Maha Salem, Mardi, 31 mars 2015

Dr Mohamad Gomaa, chercheur au Centre des Etudes Politiques et Stratégiques (CEPS)d’Al-Ahram, sur l’offensive de Tikrit et les tensions chiites-sunnites en Iraq.

Al-Ahram Hebdo : Il y a plus de deux semaines, l’armée iraqienne a déclaré imminente la reprise de Tikrit, mais à ce jour, cela n’a pas été réalisé. Pourquoi ?
Dr Mohamad Gomaa : La situation à Tikrit est catastrophique, cette ville est comme une bombe prête à exploser à tout moment. Il est vrai que l’armée iraqienne assiège Tikrit depuis plus de deux semaines en attendant d’y péné­trer. Mais elle a fait face à un changement de stratégie de la part des djihadistes de Daech : ils ont implanté des mines antipersonnel par­tout. Chaque pas est devenu risqué.

L’armée peut pénétrer, mais les dégâts et les pertes seront très importants, c’est pour cela que les militaires iraqiens préfèrent attendre la fin des travaux des experts pour évaluer les risques. Cette stratégie retarde seulement la reconquête de Tikrit, mais ne l’empêchera pas.

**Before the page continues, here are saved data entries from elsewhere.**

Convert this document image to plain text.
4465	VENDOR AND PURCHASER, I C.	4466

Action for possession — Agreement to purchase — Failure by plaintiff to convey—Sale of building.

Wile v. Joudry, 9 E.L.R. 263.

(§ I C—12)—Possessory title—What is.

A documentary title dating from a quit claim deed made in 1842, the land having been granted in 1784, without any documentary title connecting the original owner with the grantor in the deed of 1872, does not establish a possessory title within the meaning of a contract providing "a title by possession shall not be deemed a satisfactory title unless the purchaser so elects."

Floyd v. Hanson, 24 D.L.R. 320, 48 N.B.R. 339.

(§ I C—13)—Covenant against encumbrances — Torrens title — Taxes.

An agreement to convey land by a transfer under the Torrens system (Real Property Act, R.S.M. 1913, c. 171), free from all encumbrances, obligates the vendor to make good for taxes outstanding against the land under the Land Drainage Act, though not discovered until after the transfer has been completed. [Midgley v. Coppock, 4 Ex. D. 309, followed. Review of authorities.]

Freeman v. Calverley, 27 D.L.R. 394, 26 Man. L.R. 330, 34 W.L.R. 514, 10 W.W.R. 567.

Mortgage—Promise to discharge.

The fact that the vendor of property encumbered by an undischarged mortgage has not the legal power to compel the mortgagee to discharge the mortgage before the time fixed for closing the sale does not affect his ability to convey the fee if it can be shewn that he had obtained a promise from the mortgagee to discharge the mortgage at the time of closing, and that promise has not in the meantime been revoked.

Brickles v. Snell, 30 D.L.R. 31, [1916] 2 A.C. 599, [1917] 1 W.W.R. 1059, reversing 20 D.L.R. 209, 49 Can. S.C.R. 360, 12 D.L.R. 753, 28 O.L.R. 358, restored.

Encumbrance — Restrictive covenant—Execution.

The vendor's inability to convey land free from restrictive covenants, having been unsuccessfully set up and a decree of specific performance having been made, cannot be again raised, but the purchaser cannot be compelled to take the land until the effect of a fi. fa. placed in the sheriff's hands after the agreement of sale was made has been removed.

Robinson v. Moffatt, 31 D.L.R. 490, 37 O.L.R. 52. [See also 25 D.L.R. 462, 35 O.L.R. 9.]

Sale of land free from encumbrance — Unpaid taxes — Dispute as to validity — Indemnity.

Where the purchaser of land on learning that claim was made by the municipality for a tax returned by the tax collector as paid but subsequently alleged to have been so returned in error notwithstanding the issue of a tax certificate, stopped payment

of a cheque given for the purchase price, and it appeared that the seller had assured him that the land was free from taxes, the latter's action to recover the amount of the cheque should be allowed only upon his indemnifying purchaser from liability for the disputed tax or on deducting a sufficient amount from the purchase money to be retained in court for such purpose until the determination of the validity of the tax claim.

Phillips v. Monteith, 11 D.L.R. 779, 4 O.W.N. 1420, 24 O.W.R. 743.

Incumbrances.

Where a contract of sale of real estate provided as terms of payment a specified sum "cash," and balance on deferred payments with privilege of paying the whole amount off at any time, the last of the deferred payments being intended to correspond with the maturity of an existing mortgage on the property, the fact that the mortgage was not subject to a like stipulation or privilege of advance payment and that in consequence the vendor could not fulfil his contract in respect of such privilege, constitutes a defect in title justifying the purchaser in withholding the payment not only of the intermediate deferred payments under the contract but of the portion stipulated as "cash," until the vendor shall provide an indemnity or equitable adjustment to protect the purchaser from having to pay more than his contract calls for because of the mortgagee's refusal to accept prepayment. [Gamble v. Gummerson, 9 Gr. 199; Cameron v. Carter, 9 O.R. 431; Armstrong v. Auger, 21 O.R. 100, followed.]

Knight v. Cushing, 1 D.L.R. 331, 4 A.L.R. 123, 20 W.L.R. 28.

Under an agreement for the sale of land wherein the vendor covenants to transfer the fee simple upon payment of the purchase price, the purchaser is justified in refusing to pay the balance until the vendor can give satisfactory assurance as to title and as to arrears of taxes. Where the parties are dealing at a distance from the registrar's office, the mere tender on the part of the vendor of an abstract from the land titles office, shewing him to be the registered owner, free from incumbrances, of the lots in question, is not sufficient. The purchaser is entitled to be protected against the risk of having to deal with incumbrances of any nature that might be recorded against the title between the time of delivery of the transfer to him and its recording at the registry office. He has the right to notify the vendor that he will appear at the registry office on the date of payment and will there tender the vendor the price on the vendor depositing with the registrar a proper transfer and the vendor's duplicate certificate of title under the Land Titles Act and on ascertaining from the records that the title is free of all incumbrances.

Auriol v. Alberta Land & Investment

Dans le reste de la province de Salaheddine, la situation est aussi critique. Les points impor­tants pour reconquérir Mossoul, comme Al-Anbar ou Ninawa, sont difficilement récu­pérables. Tout d’abord à cause de la géogra­phie d’Al-Anbar, dont une grande partie est ou désertique ou montagneuse. Ensuite, les habi­tants sont sunnites. Et il y a déjà de fortes ten­sions. Après les critiques lancées contre les milices chiites qui participent à cette offensive, elles ont annoncé qu’elles n’entreraient pas à Tikrit. Mais des exactions ont déjà eu lieu, les milices chiites ont commis des actes de vio­lence et de torture contre les habitants et les tribus sunnites. Ce qui fait que les sunnites sont pris en tenaille entre les deux camps : les chiites et Daech.

— Cet état des lieux ne fait-il pas craindre un renforcement des tensions confessionnelles ?
— Il ne faut pas oublier que l’Iraq est tou­jours en situation de guerre. L’instabilité et l’insécurité planeront sur l’Iraq tant que les différends politiques et que la crise entre les sunnites et les chiites existent, et cela même si on arrive à vaincre Daech. Car la crise essen­tielle en Iraq est confessionnelle et politique. Les sunnites souffrent d’injustice, ils sont pri­vés de tout privilège et ont été mis à l’écart depuis la chute de Saddam Hussein. Le régime iraqien insiste à les écarter politiquement. Auparavant, la responsabilité était jetée sur Nouri Al-Maliki, ex-premier ministre. Mais l’actuel premier ministre, Haidar Al-Abadi, reste les bras croisés devant son entourage qui applique et suit la même politique. Une poli­tique qui attise les tensions entre les chiites et les sunnites et qui peut même conduire à une guerre confessionnelle.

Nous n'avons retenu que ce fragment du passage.